- The Washington Times - Thursday, January 17, 2013

An Iranian dissident group long accused of terrorism by the United States remains the most serious threat to Iran’s brutal, theocratic regime, a U.S. report says — even though the group’s armed wing surrendered its weapons 10 years ago and now is confined to a refugee camp in Iraq.

The Iranian government “considers the Mojahedin-e-Khlaq to be the organization that most threatens the Islamic Republic of Iran,” says the report prepared by the Library of Congress and the Pentagon.

The report on Iran’s Ministry of Intelligence and Security said that one of the spy agency’s main responsibilities “is to conduct covert operations against the Mojahedin-e-Khlaq and to identify and eliminate its members.”

The Mojahedin-e-Khlaq (or MeK) was the militant wing of the Paris-based National Council of Resistance of Iran until U.S. forces disarmed the rebel army in the 2003 invasion of Iraq that overthrew Saddam Hussein. The Iraqi dictator had allowed the rebels to operate in Iraq to disrupt Iran, his longtime regional enemy.

The rebels, originally touting a blend of Islam and socialism, had supported the 1979 Iranian revolution but turned against the regime as it became more fanatical in its pursuit of worldwide jihad.

In the early 1990s, Iran’s spy masters recruited disgruntled MeK members and “used them to launch a disinformation campaign” against the Iranian resistance, says the report prepared in December by the Federal Research Division of the Library of Congress for the Pentagon’s Combating Terrorism Technical Support Office.

During that period, Iranian leaders also insisted that the U.S. and other foreign nations designate the resistance as a terrorist group, if they wanted to open talks with the regime in Tehran.

President Bill Clinton added the resistance to the U.S. terrorist list in 1997, as he tried to open negotiations with Mohammad Khatami, who was considered a moderate Iranian president at the time.

Britain took the resistance off its terrorist list in 2008, and the European Union followed in 2009. The State Department, under a federal court order, removed the resistance from the terrorist list last year.

Even though the disarmed dissidents were relocated last year to a refugee camp in Iraq, they have “remained a viable organization,” the report says.

“The Iranian government and its intelligence apparatus consider the MeK the most serious dissident organization with regard to the revolution,” the report says.

The resistance, which developed strong support in Congress, has sources inside Iran and publicly revealed Iran’s suspected nuclear weapons program in 2002.

No peace in sight

The U.S. ambassador to Afghanistan candidly conceded Thursday that prospects are poor for peace talks with Taliban militants, who many observers believe may be stalling until most American forces withdraw next year so they can defeat a weak Afghan army and re-establish an Islamist regime.

Ambassador James Cunningham told reporters in Kabul that a peace process “hasn’t even begun.”

“Our goal is the beginning — if not the conclusion — of a serious process on peace and reconciliation as soon as possible, but so far that hasn’t been possible,” he said.

The Obama administration reached out to the Taliban nearly a year ago, but the Islamists soon broke off negotiations.

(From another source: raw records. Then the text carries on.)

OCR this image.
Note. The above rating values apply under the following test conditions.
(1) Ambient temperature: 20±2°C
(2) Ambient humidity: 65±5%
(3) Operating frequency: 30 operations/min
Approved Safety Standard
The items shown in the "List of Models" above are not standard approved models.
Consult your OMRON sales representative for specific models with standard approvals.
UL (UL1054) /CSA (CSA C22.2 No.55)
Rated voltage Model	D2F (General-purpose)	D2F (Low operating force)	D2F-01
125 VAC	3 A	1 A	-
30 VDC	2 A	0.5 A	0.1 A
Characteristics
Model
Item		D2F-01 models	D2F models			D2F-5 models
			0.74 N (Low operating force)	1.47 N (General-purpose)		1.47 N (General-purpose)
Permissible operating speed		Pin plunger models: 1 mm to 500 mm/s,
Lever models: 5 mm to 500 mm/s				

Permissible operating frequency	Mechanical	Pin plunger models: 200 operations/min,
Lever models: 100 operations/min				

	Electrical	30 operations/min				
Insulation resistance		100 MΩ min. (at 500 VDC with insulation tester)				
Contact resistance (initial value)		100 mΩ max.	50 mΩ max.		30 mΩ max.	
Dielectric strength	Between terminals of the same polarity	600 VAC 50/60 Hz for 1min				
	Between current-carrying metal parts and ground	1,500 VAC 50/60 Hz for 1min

Some reports said they were angered by the U.S. refusal to release Taliban terrorists held at the U.S. military detention center at Guantanamo Bay, Cuba.

The U.S. toppled the Taliban in 2001 because the extremists sheltered Osama bin Laden and his al Qaeda terrorist network after the Sept. 11 attacks on the United States.

The Taliban had ruled Afghanistan for five years in a brutal regime that imposed strict Islamic law and prohibited women from getting an education. They regrouped into a terrorist army after U.S. forces overthrew them.

Several Afghan officials this week told Washington Times reporter Ashish Kumar Sen that they fear a Taliban takeover after a U.S. withdrawal.

“Civil war will erupt, and the Taliban will once again gain control of Afghanistan,” said Naeem Lalai Hamidzai, a lawmaker from Kandahar province.